Il serait très dommageable pour notre Pays de supprimer un jour la cellule communale qui, à l'évidence, constitue le lieu premier du vivre ensemble et de l'exercice quotidien de la démocratie. L'élection du Conseil municipal et celle du Maire et des adjoints se font au plus près des citoyens. Cette instance politique chargée de concrétiser le Bien commun en prenant soin de celui des personnes et des familles assure une veille communale légale plus que toute autre entité existante.

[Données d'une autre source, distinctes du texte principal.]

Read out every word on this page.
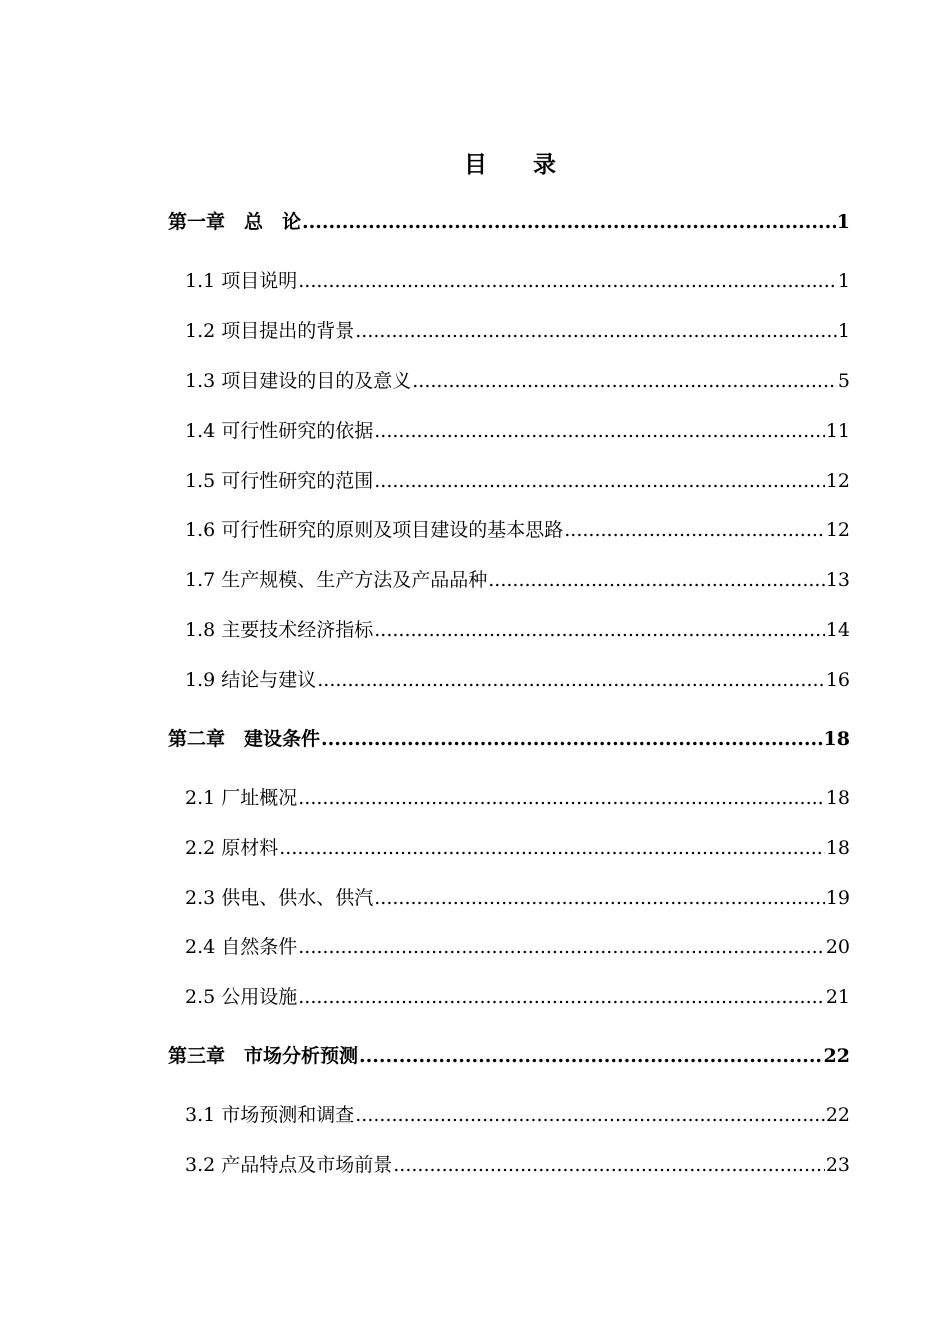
目　　录
第一章　总　论 .....	1
1.1 项目说明 .....	1
1.2 项目提出的背景 .....	1
1.3 项目建设的目的及意义 .....	5
1.4 可行性研究的依据 .....	11
1.5 可行性研究的范围 .....	12
1.6 可行性研究的原则及项目建设的基本思路 .....	12
1.7 生产规模、生产方法及产品品种 .....	13
1.8 主要技术经济指标 .....	14
1.9 结论与建议 .....	16
第二章　建设条件 .....	18
2.1 厂址概况 .....	18
2.2 原材料 .....	18
2.3 供电、供水、供汽 .....	19
2.4 自然条件 .....	20
2.5 公用设施 .....	21
第三章　市场分析预测 .....	22
3.1 市场预测和调查 .....	22
3.2 产品特点及市场前景 .....	23
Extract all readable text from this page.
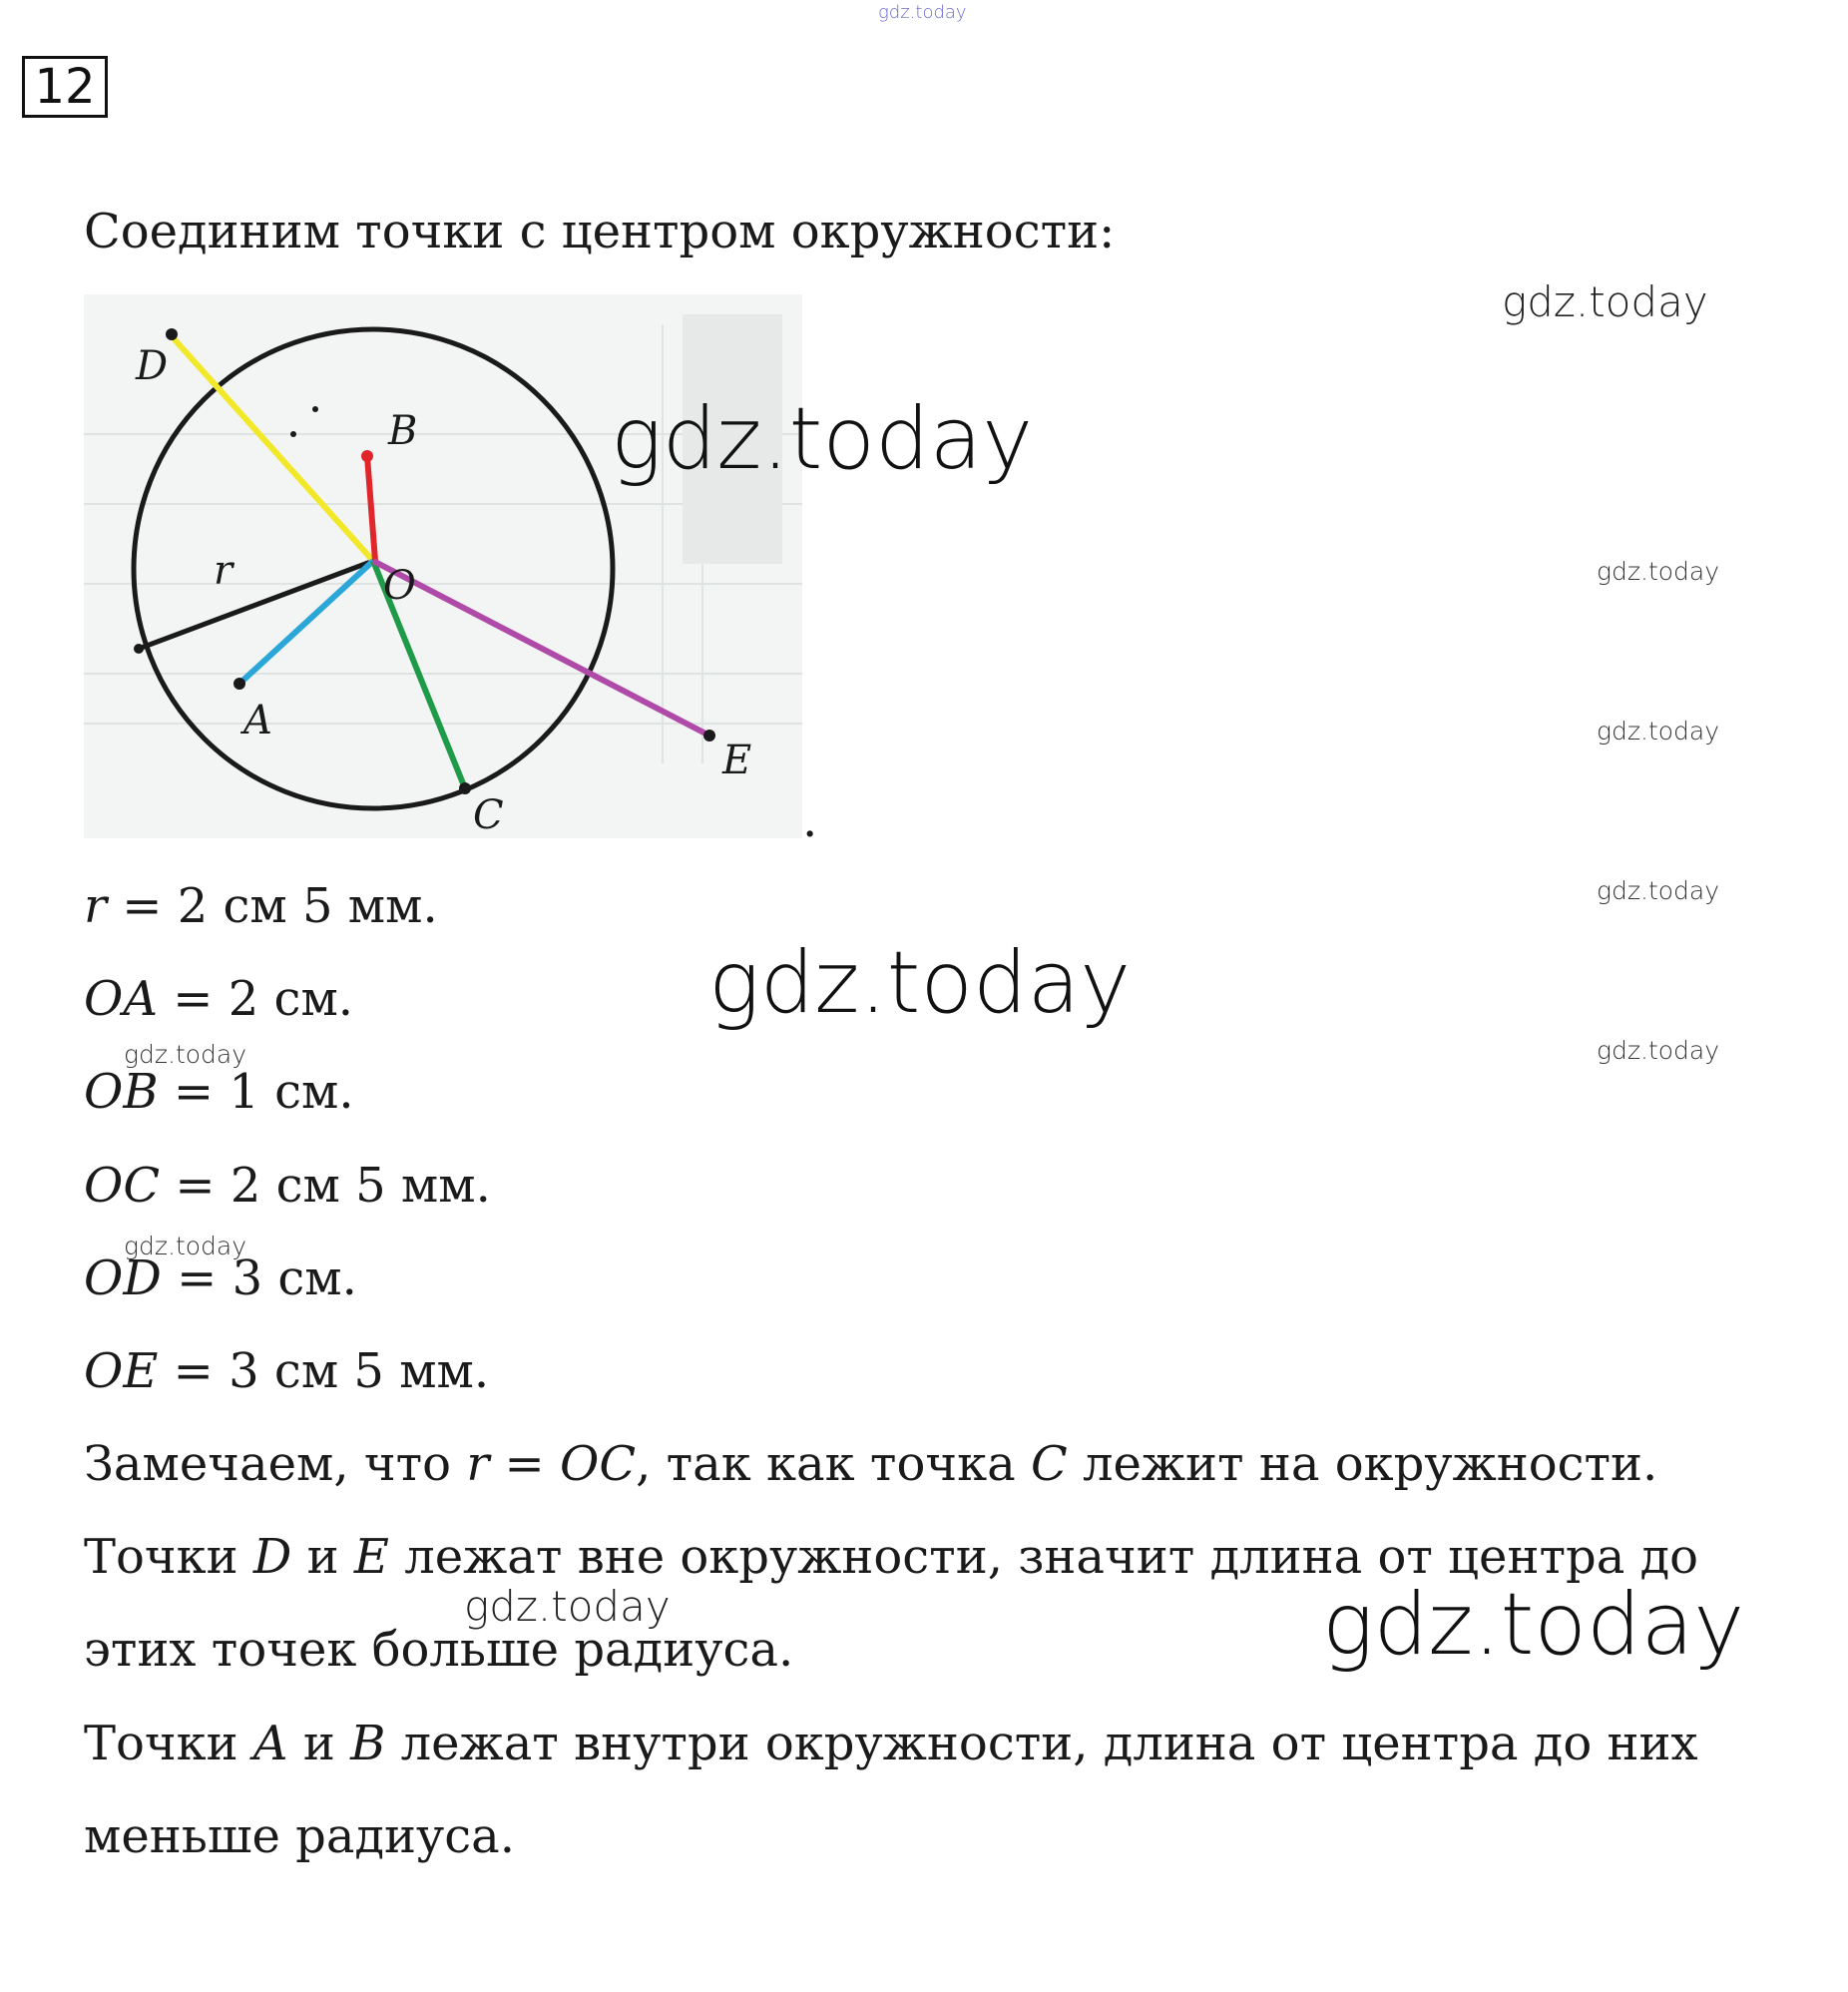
gdz.today
12
Соединим точки с центром окружности:
D
B
r	O
A
E
C	.
r = 2 см 5 мм.
OA = 2 см.
OB = 1 см.
OC = 2 см 5 мм.
OD = 3 см.
OE = 3 см 5 мм.
Замечаем, что r = OC, так как точка C лежит на окружности.
Точки D и E лежат вне окружности, значит длина от центра до
этих точек больше радиуса.
Точки A и B лежат внутри окружности, длина от центра до них
меньше радиуса.
gdz.today
gdz.today
gdz.today
gdz.today
gdz.today
gdz.today
gdz.today
gdz.today
gdz.today
gdz.today	gdz.today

Le premier magistrat répartit les tâches selon les capacités de ses conseillers. Il les réunit, leur demande leur avis, invite à débattre afin de confronter les points de vue. Avant de prendre ensemble des décisions mais après concertation, sans obligatoirement avoir obtenu l'unanimité, il tranche et engage la commune en vue de réaliser un projet dont il fait diffuser l'information à ses concitoyens. Parfois même il lui arrive de consulter les habitants de son village sur l'utilité publique des réalisations envisagées par lui-même et ses conseillers, car le fait d'élire un maire ne doit jamais encourager la démission des habitants de leurs responsabilités citoyennes, ceux-ci risquant alors de devenir de simples consommateurs quand ils ne seraient pas que des "quémandeurs" exigeants !

Cet exercice politique rendu possible par la République dans les 35.500 communes de l'Hexagone offre à tout citoyen de multiples occasions de s'intéresser aux autres, qu'il s'agisse des routes, des transports, des écoles, des solidarités, du lien social, du sport, de la musique, des cérémonies du souvenir, de l'entretien des bâtiments communaux – mairie, église, salle des  fêtes -, qu'il s'agisse de veiller à ce que chaque famille ait un logement, du travail et des soins médicaux… D'une municipalité, que de rôles importants et fort différents on attend !...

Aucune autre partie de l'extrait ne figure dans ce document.